Renouncing the Garment of the Body
Sacrifice of Body Consciousness
The fourth kind of sacrifice is the sacrifice of body consciousness. When a person renounces worldly life and leaves the household, they become permanently separated from it. After stepping away from domestic life, there is no longer any give-and-take, contact, or relationship with family members. Relatives and family gradually disappear from sight and from daily experience.
Yet the body remains with a person until death. Through this body, we perform all actions; through it we see, hear, speak, and interact with the world every moment. To live in this body, use it for every task, and still remain detached from it – this is an intense and elevated form of sacrifice.
Human beings have deeply ingrained sanskars of identifying with the body. Thoughts like, “I am a man, a woman, a young person, an old person, someone’s child,” and so on, are all expressions of body-consciousness. We repeat such body-based ideas thousands of times. To forget this body identity and remember, “I am a soul” – a point of spiritual light – and to consciously withdraw the senses and remain stable in soul-consciousness, this is the renunciation of Rajyoga.
All souls leave their bodies at the time of death, but to renounce body-consciousness while still alive is to become “dead while alive.” This is a very subtle, rare, and extraordinary sacrifice. Contained within it is the renunciation of the entire impure world, because when a person forgets the body and remains in soul-consciousness, they automatically renounce attachment to the world as well.

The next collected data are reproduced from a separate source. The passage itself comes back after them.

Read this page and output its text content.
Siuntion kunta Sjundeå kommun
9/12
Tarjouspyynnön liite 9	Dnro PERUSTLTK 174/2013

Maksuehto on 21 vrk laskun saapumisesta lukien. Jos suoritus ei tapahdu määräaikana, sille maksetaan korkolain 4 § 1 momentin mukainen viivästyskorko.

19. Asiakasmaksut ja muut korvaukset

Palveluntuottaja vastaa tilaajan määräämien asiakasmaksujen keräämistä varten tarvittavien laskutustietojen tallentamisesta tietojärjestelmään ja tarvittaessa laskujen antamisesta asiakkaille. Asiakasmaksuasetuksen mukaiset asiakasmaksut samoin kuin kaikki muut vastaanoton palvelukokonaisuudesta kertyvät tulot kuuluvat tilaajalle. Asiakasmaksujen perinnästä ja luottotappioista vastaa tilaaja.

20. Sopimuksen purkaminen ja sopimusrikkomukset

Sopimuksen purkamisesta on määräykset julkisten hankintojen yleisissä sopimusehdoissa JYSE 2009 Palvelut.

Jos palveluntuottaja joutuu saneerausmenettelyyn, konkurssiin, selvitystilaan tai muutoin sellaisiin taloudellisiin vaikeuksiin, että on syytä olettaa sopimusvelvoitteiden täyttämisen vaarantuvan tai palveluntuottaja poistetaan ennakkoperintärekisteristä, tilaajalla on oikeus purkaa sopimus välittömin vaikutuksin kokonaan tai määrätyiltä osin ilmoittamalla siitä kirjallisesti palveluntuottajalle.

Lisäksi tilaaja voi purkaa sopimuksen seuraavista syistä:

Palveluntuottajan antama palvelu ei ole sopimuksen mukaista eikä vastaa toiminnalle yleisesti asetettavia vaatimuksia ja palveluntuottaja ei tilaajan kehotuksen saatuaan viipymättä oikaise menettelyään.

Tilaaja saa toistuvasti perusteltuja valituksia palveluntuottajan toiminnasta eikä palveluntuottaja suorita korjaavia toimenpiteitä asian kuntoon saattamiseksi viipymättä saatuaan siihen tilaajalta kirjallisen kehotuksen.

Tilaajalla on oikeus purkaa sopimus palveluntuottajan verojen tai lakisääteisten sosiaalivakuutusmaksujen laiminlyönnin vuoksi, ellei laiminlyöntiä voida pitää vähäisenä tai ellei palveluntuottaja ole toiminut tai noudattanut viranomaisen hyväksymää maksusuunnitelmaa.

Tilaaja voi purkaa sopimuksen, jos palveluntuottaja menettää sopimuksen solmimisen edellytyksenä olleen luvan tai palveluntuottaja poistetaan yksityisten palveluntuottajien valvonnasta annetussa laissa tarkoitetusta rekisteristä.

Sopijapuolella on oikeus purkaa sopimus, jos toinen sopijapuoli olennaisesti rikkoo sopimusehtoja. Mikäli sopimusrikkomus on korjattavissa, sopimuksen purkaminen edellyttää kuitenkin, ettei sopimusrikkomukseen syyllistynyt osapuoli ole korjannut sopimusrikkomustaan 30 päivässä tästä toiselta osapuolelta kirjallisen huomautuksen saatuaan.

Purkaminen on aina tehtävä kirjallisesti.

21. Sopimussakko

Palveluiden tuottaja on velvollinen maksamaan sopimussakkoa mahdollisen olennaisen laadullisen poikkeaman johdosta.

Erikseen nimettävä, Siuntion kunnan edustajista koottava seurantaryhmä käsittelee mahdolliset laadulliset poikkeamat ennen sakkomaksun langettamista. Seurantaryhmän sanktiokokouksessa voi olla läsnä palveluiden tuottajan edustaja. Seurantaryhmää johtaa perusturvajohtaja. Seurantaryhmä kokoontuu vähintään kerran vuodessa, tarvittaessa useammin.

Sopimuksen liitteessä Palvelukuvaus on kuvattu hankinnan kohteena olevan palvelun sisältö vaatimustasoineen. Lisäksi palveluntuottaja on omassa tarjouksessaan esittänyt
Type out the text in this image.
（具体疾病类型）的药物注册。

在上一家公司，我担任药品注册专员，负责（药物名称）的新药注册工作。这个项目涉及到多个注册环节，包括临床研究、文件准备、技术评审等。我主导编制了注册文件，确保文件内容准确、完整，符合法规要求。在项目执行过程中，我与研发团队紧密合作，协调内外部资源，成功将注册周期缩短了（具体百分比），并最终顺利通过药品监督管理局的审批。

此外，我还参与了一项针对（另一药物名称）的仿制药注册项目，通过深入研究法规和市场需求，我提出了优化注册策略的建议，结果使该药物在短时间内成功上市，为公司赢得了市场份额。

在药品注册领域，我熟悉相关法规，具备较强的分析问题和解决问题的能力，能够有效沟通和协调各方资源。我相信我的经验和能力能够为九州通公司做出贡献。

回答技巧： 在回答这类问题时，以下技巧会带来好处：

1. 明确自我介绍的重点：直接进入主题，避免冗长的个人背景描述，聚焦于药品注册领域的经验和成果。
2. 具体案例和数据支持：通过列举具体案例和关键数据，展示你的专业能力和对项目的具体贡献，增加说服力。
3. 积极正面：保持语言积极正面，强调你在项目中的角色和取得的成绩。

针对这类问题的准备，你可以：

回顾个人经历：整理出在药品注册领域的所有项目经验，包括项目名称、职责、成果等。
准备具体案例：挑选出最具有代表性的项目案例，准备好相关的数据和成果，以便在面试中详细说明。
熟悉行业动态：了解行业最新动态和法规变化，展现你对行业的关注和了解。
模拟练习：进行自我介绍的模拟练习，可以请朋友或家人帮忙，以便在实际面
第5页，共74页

Truly, the sacrifice of body-consciousness means to become separate from the very body we have been holding on to and identifying with – to free ourselves from addiction and attachment to it, as if reaching the highest stage in a relationship where there is only pure awareness and no dependence.
Many renunciates give up their clothes, and some live completely “sky-clad” or naked. Ordinary people may regard this as the highest form of sacrifice. In reality, however, the body itself is like a garment for the soul. To keep the soul detached from its bodily garment is a far greater sacrifice than merely renouncing clothes made of cotton or any other material.
The true and most elevated renunciation is to let go of the habits, impressions, and attachments connected with the physical identity and family – such as age, social role, caste, or status – and to remain firmly established in spiritual awareness. To see every human being as a brother soul, a child of the one Supreme, is the most remarkable and powerful form of renunciation.